Dès le moment où il a été introduit à la fin des années 90, l’Internet a fréquemment concouru aux nombreux changements que la Chine a connus. Comme ailleurs, l’Internet a réduit la distance entre toutes les composantes de la société – les provinces et Pékin, la base et les élites, les initiés du Parti et ses outsiders, la Chine et le monde. L’année 2009 a constitué un moment décisif pour l’Internet en Chine grâce au lancement de Sina Microblog – un cousin chinois de Twitter – dont la popularité est allée croissante. Même si Sina Microblog est en partie censuré, les Chinois s’y expriment plus librement qu’à aucun autre moment depuis que le PCC a pris le contrôle de la Chine. L’accident de train à grande vitesse à Wenzhou en juillet 2011 a témoigné de l’influence partielle des médias sociaux. Cinq jours seulement après le déraillement, plus de dix millions de commentaires avaient été postés sur l’accident, la plupart critiquant avec sévérité et colère le ministère des chemins de fer. Le sixième jour, le PCC a interdit tous les commentaires et recherches relatifs au déraillement et Microblog est devenu muet sur le sujet à partir de là. Bien que le la colère publique couvait, les média sociaux ne sont pas parvenus à générer beaucoup plus.

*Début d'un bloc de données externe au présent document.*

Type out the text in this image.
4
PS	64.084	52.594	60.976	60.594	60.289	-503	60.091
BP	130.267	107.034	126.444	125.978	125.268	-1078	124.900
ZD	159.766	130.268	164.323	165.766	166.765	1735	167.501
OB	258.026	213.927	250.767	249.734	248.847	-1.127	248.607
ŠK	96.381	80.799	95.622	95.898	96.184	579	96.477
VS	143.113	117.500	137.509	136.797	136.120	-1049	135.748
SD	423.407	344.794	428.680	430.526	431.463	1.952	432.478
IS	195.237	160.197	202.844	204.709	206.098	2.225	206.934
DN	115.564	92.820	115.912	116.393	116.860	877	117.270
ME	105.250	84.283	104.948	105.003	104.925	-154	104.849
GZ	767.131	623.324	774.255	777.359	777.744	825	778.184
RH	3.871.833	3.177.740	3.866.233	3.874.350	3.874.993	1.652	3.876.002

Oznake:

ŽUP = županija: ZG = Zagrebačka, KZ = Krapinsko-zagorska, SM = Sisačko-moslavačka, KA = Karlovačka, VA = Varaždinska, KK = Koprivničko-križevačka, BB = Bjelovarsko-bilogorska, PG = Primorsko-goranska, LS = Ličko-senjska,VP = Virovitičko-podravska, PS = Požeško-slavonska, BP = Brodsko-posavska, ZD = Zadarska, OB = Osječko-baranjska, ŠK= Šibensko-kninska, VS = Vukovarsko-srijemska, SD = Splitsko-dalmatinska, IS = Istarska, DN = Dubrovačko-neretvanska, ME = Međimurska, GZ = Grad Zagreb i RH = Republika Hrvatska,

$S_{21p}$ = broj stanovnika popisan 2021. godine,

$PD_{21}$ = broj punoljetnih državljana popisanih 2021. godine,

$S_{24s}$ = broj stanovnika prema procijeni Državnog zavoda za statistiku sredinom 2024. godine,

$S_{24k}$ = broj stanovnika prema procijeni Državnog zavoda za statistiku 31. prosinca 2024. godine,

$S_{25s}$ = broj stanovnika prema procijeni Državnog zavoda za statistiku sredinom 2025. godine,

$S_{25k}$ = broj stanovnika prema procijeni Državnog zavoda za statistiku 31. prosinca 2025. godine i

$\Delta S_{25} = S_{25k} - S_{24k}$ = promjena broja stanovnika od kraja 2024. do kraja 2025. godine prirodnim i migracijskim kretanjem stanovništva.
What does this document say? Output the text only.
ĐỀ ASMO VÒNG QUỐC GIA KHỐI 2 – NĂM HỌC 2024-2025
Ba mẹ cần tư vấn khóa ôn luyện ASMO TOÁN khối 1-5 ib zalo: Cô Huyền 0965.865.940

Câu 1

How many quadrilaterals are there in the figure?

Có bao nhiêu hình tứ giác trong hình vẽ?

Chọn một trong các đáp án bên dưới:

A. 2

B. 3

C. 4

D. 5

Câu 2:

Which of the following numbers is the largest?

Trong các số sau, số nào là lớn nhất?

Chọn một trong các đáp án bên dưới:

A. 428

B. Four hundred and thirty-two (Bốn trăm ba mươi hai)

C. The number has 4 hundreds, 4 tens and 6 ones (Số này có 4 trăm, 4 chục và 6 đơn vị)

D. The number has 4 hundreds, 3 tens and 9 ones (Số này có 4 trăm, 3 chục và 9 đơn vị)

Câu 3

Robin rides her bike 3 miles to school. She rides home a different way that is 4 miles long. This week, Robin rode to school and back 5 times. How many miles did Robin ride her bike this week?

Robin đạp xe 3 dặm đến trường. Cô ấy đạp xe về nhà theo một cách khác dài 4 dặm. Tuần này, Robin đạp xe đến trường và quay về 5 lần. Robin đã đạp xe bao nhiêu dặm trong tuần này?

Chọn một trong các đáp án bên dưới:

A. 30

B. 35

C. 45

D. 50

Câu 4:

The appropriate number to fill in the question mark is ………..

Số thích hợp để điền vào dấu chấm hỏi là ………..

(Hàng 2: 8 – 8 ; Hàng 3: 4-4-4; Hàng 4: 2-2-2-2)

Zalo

Le gouvernement chinois garde un œil sur la montée du microblogging, mais n’a pas l’intention de l’arrêter. Wang Chen, directeur de l’Office d’information d’État sur Internet, qui agit sous tutelle du Conseil d’État, a signé un éditorial dans le People’s Daily appelant à utiliser les sites de microblogging, comme Sina pour façonner l’opinion publique. Par conséquent, l’attitude du PCC et son positionnement public envers les nouveaux médias sociaux et plates-formes de communication sont clairs : le PCC n’a pas seulement peur de leur pouvoir : il s’appropriera également ces nouvelles technologies à des fins de propagande. S’appuyer sur les médias de tout format pour renforcer le pouvoir du gouvernement, voilà une stratégie que le PCC a hérité de la période de Yan’an des années 1930.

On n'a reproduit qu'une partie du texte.